The Lorax by Dr. Seuss

I meant no harm. I most truly did not.
But I had to grow bigger. So bigger I got...
I went right on biggering...selling more Thneeds.
And I biggered my money, which everyone needs.

When the Once-ler finds a place where the grass is green, the clouds are clean, and the land is full of Truffula trees, his heart is filled with joy. But his joy is not a glory in the place for itself, it is instead a nasty, calculating kind of pleasure in knowing that there he can make himself wealthy. And so he proceeds to chop down the trees, smog up the air, and clog up the water for the fish who live there... never stopping until the moment when the last Truffula falls.

Yet from the very first crack of an axe on a tree, a creature called the Lorax speaks for the land, urgently trying to awaken the Once-ler to compassion.
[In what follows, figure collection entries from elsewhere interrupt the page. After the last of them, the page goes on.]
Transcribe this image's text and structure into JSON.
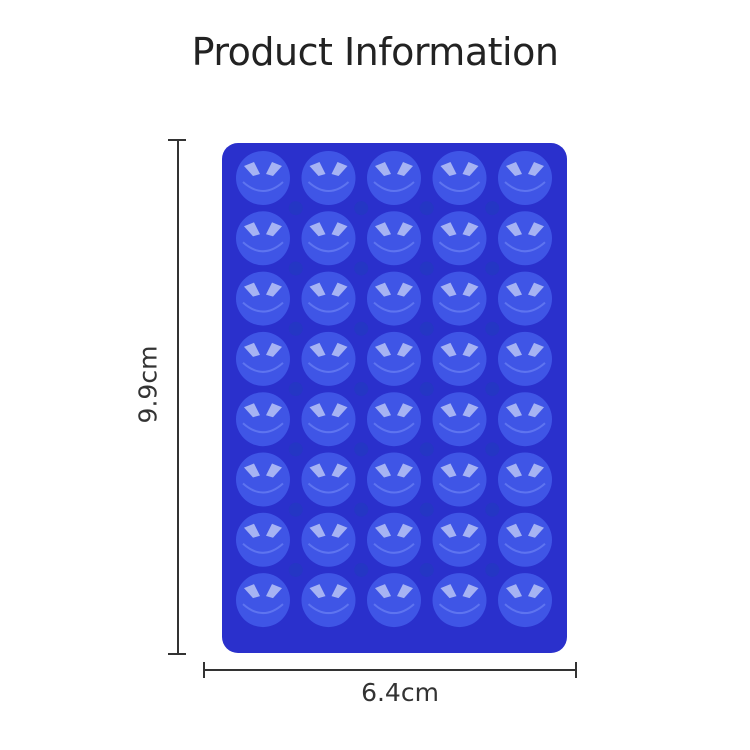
{
  "title": "Product Information",
  "dimensions": {
    "height": "9.9cm",
    "width": "6.4cm"
  },
  "product": {
    "rows": 8,
    "columns": 5,
    "color": "#2a30cc",
    "cup_color": "#3f55e6"
  }
}
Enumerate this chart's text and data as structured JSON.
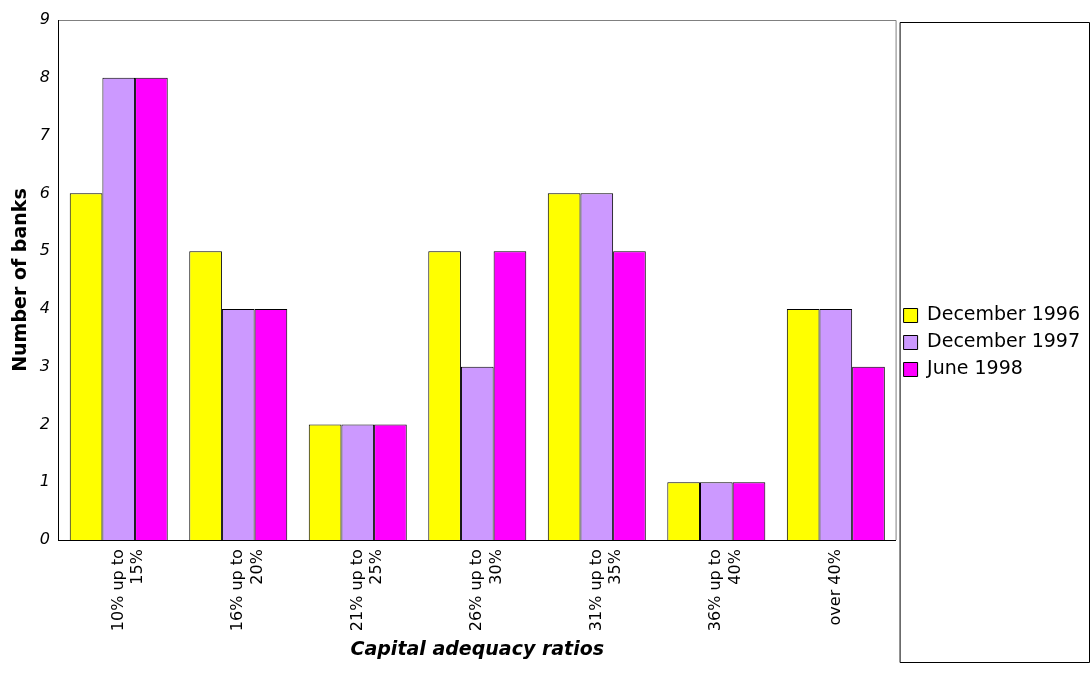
{
  "chart_data": {
    "type": "bar",
    "xlabel": "Capital adequacy ratios",
    "ylabel": "Number of banks",
    "categories": [
      "10% up to 15%",
      "16% up to 20%",
      "21% up to 25%",
      "26% up to 30%",
      "31% up to 35%",
      "36% up to 40%",
      "over 40%"
    ],
    "series": [
      {
        "name": "December 1996",
        "color": "#ffff00",
        "values": [
          6,
          5,
          2,
          5,
          6,
          1,
          4
        ]
      },
      {
        "name": "December 1997",
        "color": "#cc99ff",
        "values": [
          8,
          4,
          2,
          3,
          6,
          1,
          4
        ]
      },
      {
        "name": "June 1998",
        "color": "#ff00ff",
        "values": [
          8,
          4,
          2,
          5,
          5,
          1,
          3
        ]
      }
    ],
    "ylim": [
      0,
      9
    ],
    "yticks": [
      0,
      1,
      2,
      3,
      4,
      5,
      6,
      7,
      8,
      9
    ],
    "grid": false,
    "legend": "right"
  }
}
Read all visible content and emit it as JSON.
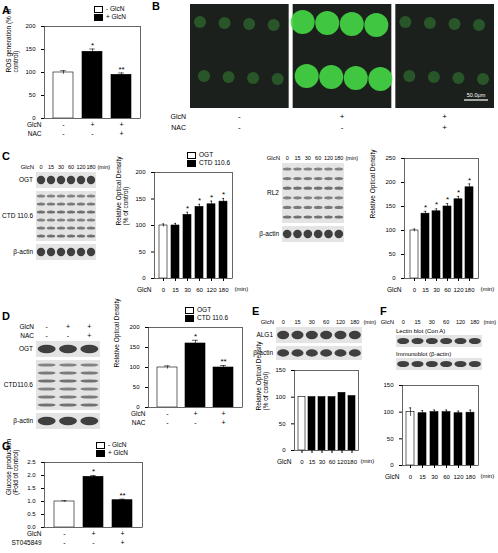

The Lorax gives voice to the Truffulas, protesting their loss, arguing against the insatiable technology. But the Once-ler only laughs, committed to making more STUFF -- because stuff is what everyone wants, because stuff makes money.

In the end, there is no land worth living in, there is no air to breathe, there is no color to that piece of the earth. The previous inhabitants have gone searching for a new place to be home, one that is still untouched by the long fingers of Once-ler greed.

The Lorax is one of the most striking commentaries ever written about the insatiability that drives industrial "progress." The Once-ler is a man obsessed; he will not perceive the world around him so long as it interferes with his lust for success. And his customers are the kind of fools we all have been, buying things without seeing the roots behind them, buying because buying is what we do.

At one point, the Eureka Mall in California had a most peculiar advertisement: "Savings I want, when I want to buy them." To my husband, this was the perfect expression of media incompetence. But I wonder if perhaps the statement held more truth than we would like, for as often as not, we are not purchasing a thing for the thing itself, but rather we are buying the experience of purchase. Seuss sees into the mind of this kind of madness, and skillfully draws out a fable of the consequences. The Lorax shows us what we must do if we want to have clean air, fresh water, wild and beautiful creatures and tall trees: we must care enough to put an end to the insatiable "consumers" inside our own minds. We must finally stop biggering ourselves.